In the rough and tumble world of horse racing, SVREL, which operates the Caymanas Park racing track, also recently picked a new governing head of the company, who enters the scene while the operation is in flux.
SVREL is the operating subsidiary for Caymanas Park, which Supreme Ventures Limited acquired from the Jamaican Government two years ago in February 2017.
“I’m about fixing the fundamentals right now and once we do that, we can take it from there,” said Chairman Solomon Sharpe, when asked about the sudden departure of Major Hugh Blake, which was announced after market close last Friday.
Blake was only appointed to the job last September to replace Brando Hayden, whose departure four months prior, while sudden, came after rising whispers that the riding fraternity saw him as an industry outsider and lacked their confidence, even after a year and a half in the job.
Hayden’s core competence is in investment and finance. Blake’s track record was in sugar marketing and automotives.
“When you look at a place like Caymanas Park, I think it’s best that we fix the fundamentals first and once we’ve done that, we can begin to look outside,” Sharpe said.
That comment signals to the racing industry that he is focused on the core job, even while his track record is more aligned with the ‘entertainment’ side of the SVREL name as a principal owner and CEO of Main Event Entertainment Group.
“Everybody knows me as a party man, so to speak, and I firmly believe that the track isn’t ready for that sort of effort right now, and that there are lots of other things that we need to fix first before we look in that area,” Sharpe said.
Parent company SVL has tapped its chief financial officer, Dennis Chung, as interim manager for SVREL while the hunt begins anew for another CEO.
Asked whether the sudden departures of two bosses in less than a year was due to the industry’s hostile reception to non-racing managers, Sharpe denied it with explanation.
“No, no,” he said. “I wouldn’t say that, but just like with anything, there are some who come in an environment and there are questions of fitting in and being effective in the space when such an individual decides to make changes,” he said, especially regarding Blake’s sudden departure.
SVREL’s first chairman, Michael Bernard, a retired businessman and member of the horse racing fraternity, was always expected to hold the position for a short term.

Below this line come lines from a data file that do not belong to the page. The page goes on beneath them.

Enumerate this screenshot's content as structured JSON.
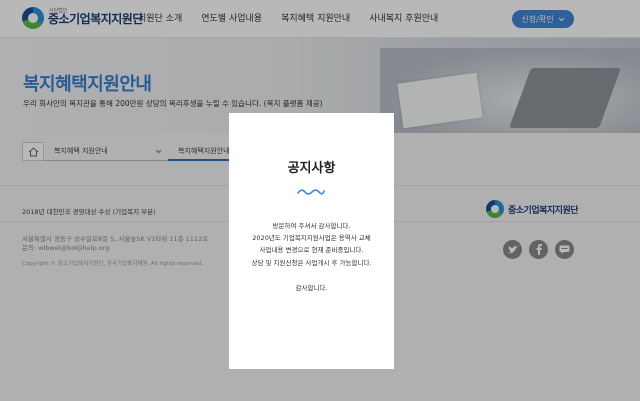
{
  "header": {
    "logo_small": "사단법인",
    "logo_text": "중소기업복지지원단",
    "nav": [
      "지원단 소개",
      "연도별 사업내용",
      "복지혜택 지원안내",
      "사내복지 후원안내"
    ],
    "login_label": "신청/확인"
  },
  "hero": {
    "title": "복지혜택지원안내",
    "description": "우리 회사만의 복지관을 통해 200만원 상당의 복리후생을 누릴 수 있습니다. (복지 플랫폼 제공)"
  },
  "breadcrumb": {
    "level1": "복지혜택 지원안내",
    "level2": "복지혜택지원안내"
  },
  "footer": {
    "award": "2018년 대한민국 경영대상 수상 (기업복지 부분)",
    "address": "서울특별시 성동구 성수일로8길 5, 서울숲SK V1타워 11층 1112호",
    "email": "문의: wlbwel@bokjihelp.org",
    "copyright": "Copyright © 중소기업복지지원단. 한국기업복지재원. All rights reserved.",
    "logo_text": "중소기업복지지원단",
    "social": [
      "twitter-icon",
      "facebook-icon",
      "kakaotalk-icon"
    ]
  },
  "modal": {
    "title": "공지사항",
    "body": [
      "방문하여 주셔서 감사합니다.",
      "2020년도 기업복지지원사업은 용역사 교체",
      "사업내용 변경으로 현재 준비중입니다.",
      "상담 및 지원신청은 사업개시 후 가능합니다."
    ],
    "thanks": "감사합니다."
  },
  "colors": {
    "accent": "#3a7fcf",
    "button": "#3f86d6",
    "overlay": "rgba(0,0,0,0.28)"
  }
}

Sharpe, who comes from a horse racing family, was appointed to replace him in January.
“The truth is that we’re in a dynamic world and we no longer have a CEO for 30-40-50 years. Plus, they have options which they will exercise when it’s not working out for them,” said the new chairman.
As for Major Brown, whose tenure ran from September 10, 2018, to February 28, 2019: “I’d imagine that just at the time he was getting his feet wet, he decided that it wasn’t the best for him and decided to move in a different direction,” said the chairman, who reached for a racing analogy to cement his point.
“Remember, there are ‘horses for courses and courses for horses, jockeys for horses and horses for jockeys’. You may not be getting the results with a top-class rider like ‘Bimbo’ Rodriques, but you go with a (Winston) ‘Fanna’ Griffiths and you get a different result,” he said.
Still, Blake’s departure happened in a week when horse trainers and owners were restive and threatening to revolt. Sharpe, himself an owner, trainer and breeder, insisted that trainers had the survival of the industry at heart.
“I don’t know that the trainers were trying to shut down racing, but certainly they were trying to make the strong point that the business of racing was headed in the wrong direction, and instead of it getting out of hand and potentially going back to pre-SVREL days, they had to voice their concerns,” he said.
SVL acquired Caymanas Park as a loss-making venture, and is still seeking to turn the operation around after two years in its private control.
Sharpe says the losses are contracting, but acknowledged that there was a lot of work to be done.
“When you look at a company that one year lost $300-plus millions and then we lost $200-and-something million, that tells me we are headed in the right direction,” he told the Financial Gleaner.
“Mind you, a loss of more than $200 million does not necessarily inspire all the confidence in the world, but we’re working to fix the product,” he said.